Well, here's one them. It's the hundred-and-tenth elementary cellular automaton, rule 110. [See A New Kind of Science, page 229.]
It's got a very simple rule. But as you can see, it does some fairly complicated things. It's got lots of little structures running around doing things. But can one really assemble them to get something one can see is universal? Well, after a lot of painstaking work, one gets the result: that indeed rule 110 is universal!

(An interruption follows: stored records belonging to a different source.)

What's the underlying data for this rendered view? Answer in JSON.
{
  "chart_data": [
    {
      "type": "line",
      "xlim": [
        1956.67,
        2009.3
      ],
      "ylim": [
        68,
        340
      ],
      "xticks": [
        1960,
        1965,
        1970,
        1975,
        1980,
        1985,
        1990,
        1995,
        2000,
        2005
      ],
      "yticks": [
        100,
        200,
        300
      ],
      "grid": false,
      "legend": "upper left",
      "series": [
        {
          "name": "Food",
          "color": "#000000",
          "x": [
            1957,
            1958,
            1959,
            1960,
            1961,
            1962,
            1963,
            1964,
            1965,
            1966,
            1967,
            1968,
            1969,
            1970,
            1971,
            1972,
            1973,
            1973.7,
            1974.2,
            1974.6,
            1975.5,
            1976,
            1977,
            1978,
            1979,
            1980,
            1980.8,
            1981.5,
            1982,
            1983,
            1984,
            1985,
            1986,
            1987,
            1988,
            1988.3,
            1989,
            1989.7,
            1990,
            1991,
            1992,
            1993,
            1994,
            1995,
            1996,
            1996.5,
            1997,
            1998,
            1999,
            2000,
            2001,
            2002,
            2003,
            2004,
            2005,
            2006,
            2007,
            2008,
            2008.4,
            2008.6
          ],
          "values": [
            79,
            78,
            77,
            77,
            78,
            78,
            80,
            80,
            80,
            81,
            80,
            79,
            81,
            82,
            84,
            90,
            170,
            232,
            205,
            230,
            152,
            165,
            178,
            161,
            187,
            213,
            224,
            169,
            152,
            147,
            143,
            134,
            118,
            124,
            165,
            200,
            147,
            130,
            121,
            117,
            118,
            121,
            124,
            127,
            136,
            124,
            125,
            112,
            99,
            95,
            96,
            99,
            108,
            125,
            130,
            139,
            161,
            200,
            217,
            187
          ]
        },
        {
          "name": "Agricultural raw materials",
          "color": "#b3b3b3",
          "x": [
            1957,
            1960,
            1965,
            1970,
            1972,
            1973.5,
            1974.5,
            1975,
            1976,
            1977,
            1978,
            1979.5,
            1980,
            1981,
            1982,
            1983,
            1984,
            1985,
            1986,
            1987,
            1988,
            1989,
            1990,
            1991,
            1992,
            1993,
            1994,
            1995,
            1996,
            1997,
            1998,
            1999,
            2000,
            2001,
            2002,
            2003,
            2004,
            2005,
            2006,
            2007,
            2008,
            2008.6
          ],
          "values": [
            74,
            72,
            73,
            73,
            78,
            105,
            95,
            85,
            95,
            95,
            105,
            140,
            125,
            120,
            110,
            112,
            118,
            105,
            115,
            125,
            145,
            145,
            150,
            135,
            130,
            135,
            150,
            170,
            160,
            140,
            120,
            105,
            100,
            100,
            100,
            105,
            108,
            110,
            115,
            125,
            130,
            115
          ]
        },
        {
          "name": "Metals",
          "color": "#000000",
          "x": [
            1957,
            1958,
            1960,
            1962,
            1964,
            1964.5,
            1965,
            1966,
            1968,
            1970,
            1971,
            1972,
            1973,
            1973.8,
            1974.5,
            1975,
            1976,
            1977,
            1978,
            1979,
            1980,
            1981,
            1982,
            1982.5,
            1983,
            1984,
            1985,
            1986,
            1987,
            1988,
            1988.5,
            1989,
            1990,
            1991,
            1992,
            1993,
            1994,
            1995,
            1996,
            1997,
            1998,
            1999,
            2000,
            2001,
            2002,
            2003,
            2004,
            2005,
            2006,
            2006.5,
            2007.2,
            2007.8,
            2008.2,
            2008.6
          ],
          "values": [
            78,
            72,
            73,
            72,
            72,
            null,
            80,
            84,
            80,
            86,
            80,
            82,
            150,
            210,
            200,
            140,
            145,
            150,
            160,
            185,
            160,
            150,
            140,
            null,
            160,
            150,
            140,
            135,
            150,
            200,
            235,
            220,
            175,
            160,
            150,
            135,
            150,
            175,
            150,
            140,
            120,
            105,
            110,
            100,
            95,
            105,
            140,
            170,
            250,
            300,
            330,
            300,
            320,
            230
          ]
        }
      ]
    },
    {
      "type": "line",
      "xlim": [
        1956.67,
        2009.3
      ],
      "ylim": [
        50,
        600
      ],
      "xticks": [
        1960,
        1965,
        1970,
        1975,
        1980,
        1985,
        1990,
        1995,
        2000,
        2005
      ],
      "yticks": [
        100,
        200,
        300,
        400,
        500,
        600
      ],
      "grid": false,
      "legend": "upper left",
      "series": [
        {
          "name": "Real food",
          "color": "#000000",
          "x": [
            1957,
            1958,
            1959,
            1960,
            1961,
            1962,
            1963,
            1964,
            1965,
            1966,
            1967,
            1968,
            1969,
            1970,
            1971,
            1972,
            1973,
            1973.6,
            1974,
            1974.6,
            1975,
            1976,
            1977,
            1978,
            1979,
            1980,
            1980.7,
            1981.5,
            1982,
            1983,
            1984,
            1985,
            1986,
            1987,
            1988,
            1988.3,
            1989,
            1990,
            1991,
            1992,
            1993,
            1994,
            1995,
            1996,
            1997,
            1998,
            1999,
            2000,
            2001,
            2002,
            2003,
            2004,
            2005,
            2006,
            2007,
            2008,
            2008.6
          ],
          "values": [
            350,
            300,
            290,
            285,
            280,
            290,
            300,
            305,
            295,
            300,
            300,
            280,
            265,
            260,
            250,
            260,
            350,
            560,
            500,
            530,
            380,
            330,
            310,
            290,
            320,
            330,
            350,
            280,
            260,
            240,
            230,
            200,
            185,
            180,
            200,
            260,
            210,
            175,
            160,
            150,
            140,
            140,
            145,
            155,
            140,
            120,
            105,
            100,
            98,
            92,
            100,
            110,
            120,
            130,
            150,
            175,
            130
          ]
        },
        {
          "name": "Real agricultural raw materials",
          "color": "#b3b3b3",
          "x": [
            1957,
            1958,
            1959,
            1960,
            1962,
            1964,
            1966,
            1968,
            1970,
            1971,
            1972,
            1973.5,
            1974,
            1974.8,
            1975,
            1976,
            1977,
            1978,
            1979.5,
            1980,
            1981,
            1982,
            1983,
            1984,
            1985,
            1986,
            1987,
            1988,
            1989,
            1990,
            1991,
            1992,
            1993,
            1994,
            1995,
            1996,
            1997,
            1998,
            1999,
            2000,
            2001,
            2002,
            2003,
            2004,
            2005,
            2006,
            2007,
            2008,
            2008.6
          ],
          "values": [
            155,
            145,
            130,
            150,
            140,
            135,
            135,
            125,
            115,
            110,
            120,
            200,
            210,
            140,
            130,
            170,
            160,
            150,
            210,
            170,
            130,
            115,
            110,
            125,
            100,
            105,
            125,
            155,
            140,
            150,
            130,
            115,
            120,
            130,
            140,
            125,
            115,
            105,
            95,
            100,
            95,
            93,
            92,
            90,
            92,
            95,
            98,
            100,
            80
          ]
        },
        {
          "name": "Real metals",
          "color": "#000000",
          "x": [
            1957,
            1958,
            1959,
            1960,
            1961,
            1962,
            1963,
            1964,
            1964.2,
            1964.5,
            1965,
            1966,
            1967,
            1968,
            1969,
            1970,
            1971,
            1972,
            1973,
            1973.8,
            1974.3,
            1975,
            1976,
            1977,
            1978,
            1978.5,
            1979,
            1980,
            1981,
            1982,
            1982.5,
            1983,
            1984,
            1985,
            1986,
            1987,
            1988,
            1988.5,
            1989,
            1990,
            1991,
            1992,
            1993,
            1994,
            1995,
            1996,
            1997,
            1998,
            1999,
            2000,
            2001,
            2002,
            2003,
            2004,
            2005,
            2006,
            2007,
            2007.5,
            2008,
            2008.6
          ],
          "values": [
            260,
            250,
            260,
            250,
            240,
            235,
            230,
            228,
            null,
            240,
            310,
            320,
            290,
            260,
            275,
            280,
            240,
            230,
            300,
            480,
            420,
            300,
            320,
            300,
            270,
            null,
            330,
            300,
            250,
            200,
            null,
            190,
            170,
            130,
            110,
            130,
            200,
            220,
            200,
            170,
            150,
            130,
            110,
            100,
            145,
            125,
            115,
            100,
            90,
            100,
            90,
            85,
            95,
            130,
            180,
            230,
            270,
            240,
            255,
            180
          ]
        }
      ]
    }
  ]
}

Well, that's just what the Principle of Computational Equivalence said should be true. But it's really a remarkable thing. Because it means that this little rule
can in effect produce behavior that's as complex as any system. One doesn't need anything like a whole computer CPU to do universal computation. One just needs this little rule.
And that has some very important consequences, for example in thinking about nature. Because we wouldn't expect to find whole computer CPUs just lying around in nature, but we definitely can expect to find things like rule 110. And that means for example that lots of everyday systems are likely to be universal. By the way, in the past this was the simplest known universal Turing machine.
But actually this much simpler Turing machine is also universal. [See A New Kind of Science, page 707.]
And I suspect this is the very simplest possible one that's universal. [See A New Kind of Science, page 709.]